More than 6,000 flights were canceled worldwide over the long Christmas weekend and thousands more were delayed, according to a tracking website, as the highly infectious Omicron variant causes millions of vacation damage.

The travel chaos in the United States is exacerbated by storms in the west of the country, which devastated the roads and other routes there, although it could well bring a white Christmas weekend in the northwestern US cities of Seattle and Portland.

According to Flightaware.com, nearly 2,800 flights around the globe were cleaned up on Saturday, including more than 970 to or from US airports, with more than 8,000 delays as of 01:30 GMT.

There were around 2,400 cancellations and 11,000 delays on Friday, while the cancellations on Sunday have already exceeded the 1,100 mark.

Pilots, flight attendants and other staff members have called in sick or had to be quarantined after exposure to COVID-19, forcing Lufthansa, Delta, United Airlines, JetBlue, Alaska Airlines and many other short-staffed airlines to stop flights during one of the Annual peak travel times to cancel.

“Help @united flight canceled again. I want to come home for Christmas, ”a disgruntled Vermont traveler tweeted the airline early Saturday.

Flightaware data showed United canceled about 200 flights on Friday and nearly 250 on Saturday – about 10 percent of scheduled flights.

Attempts have been made to reroute pilots and planes and reassign staff, but the rise of Omicron has turned the business upside down.

“The nationwide surge in Omicron cases this week has had a direct impact on our flight crews and the people who run our operations,” United said in a statement Friday.

“As a result, we unfortunately had to cancel some flights and inform affected customers in advance before they come to the airport,” said the airline.

Similarly, Delta canceled 310 flights on Saturday and already canceled several dozen more on Sunday as it “ran out of options and resources – including rerouting and replacing planes and crews to cover scheduled flights”.

“We apologize to our customers for delaying their vacation travel plans,” the company said.

The cancellations added to pandemic frustration for many people who were severely curtailed after last year’s Christmas gatherings looking to reunite with their families over the holidays.

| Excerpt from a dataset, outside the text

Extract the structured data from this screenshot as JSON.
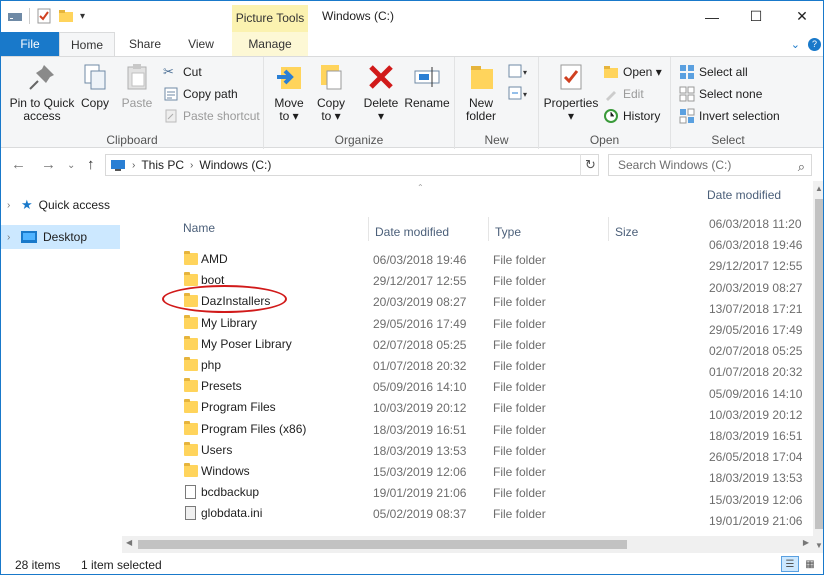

Most of the cancellations were made by Chinese airlines, with China Eastern canceling more than 1,000 flights – more than 20 percent of its flight schedule – on Friday and Saturday and Air China also cutting around 20 percent of its scheduled departures during that period.

“Insidious” snow conditions

The American Automobile Association estimates that more than 109 million Americans would travel by plane, train, or car between December 23 and January 2, 34 percent more than the previous year.

However, most of these plans were made before the outbreak of Omicron, which has become the dominant strain of coronavirus in the United States, overwhelming some hospitals and healthcare workers.

New York state announced on Friday that it was seeing 44,431 new positive COVID-19 tests daily, a record while new cases also rose across the country.

On the weather front, the National Weather Service (NWS) announced winter storm warnings, including a deep freeze for much of the west, while the eastern states were unusually warm.

“Abnormally cold conditions and a flood of Pacific humidity result in prolonged periods of mountain snow and coastal / valley rain, some of which can sometimes fall heavily,” the NWS said in a statement.

Stunning snow of 61-122 cm (24-48 in) was forecast for this weekend, with higher accumulation in some locations in the northern and central Sierra Mountains of California and Oregon.

Traveling from the sierras to the central Rocky Mountains on weekends will be “tricky to sometimes impossible” due to the whiteout snow conditions, added the NWS.